Sono oltre 200 i carabinieri del Comando Provinciale di Catania ed unità specializzate, che, dalle prime ore del mattino, stanno eseguendo un provvedimento restrittivo emesso dal Giudice delle Indagini Preliminari del Tribunale etneo su richiesta della locale Direzione Distrettuale Antimafia, nei confronti di 19 persone, dirigenti ed affiliate del clan mafioso “LAUDANI”, ritenute responsabili a vario titolo di associazione di tipo mafioso, nonché di associazione finalizzata al traffico e allo spaccio di sostanze stupefacenti, rapina, porto e detenzione illegale di armi, con l’aggravante del metodo mafioso.
Le indagini, coordinate dalla Direzione Distrettuale Antimafia di Catania e sviluppate dal Reparto Operativo – Nucleo Investigativo di Catania, hanno consentito di ricostruire l’organigramma del clan – gruppo di Paternò- articolazione territoriale della famiglia mafiosa “Laudani” considerata una delle più ramificate e pericolose consorterie criminali operante nel catanese, caratterizzata da una autonomia criminale orgogliosamente rivendicata anche nei confronti di “Cosa Nostra” catanese, con la quale, peraltro, non ha disdegnato di stringere alleanze partecipando alle più sanguinose faide degli anni ottanta e novanta, con saldi legami anche con la ‘ndrangheta reggina.

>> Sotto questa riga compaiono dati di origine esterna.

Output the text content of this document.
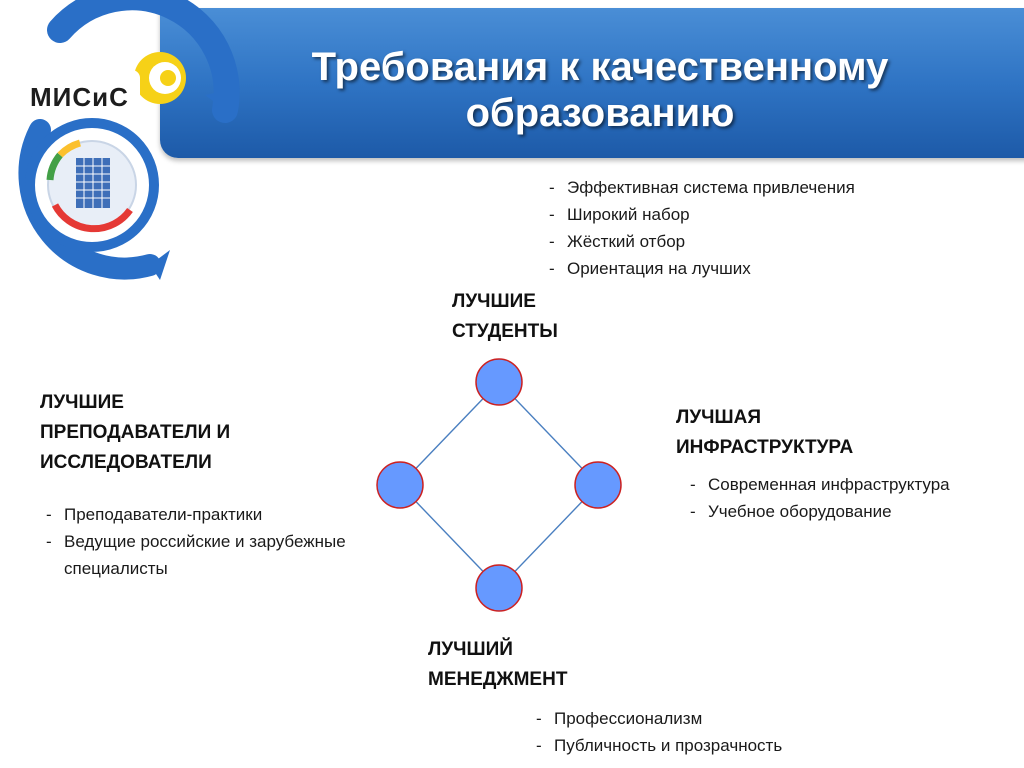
Требования к качественному
образованию
МИСиС
- Эффективная система привлечения
- Широкий набор
- Жёсткий отбор
- Ориентация на лучших
ЛУЧШИЕ
СТУДЕНТЫ
ЛУЧШИЕ
ПРЕПОДАВАТЕЛИ И
ИССЛЕДОВАТЕЛИ
- Преподаватели-практики
- Ведущие российские и зарубежные специалисты
ЛУЧШАЯ
ИНФРАСТРУКТУРА
- Современная инфраструктура
- Учебное оборудование
ЛУЧШИЙ
МЕНЕДЖМЕНТ
- Профессионализм
- Публичность и прозрачность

Gli investigatori, in prosecuzione dello sforzo investigativo che portò sempre in quell’area nell’Aprile del 2015 alla cattura di altri 16 soggetti del medesimo gruppo criminale ( per i delitti di associazione di tipo mafioso, omicidio, tentato omicidio ed armi) hanno individuato i nuovi assetti del sodalizio -capi e gregari-, riscontrando un diffuso condizionamento illecito dell’economia locale.
Le indagini avrebbero anche consentito di evidenziare che il responsabile del Gruppo, continuava a reggere dal carcere le fila del sodalizio impartendo ordini e direttive ai sodali in libertà, per il tramite della moglie, del suocero e del nipote di un suo fedelissimo con lui ristretto.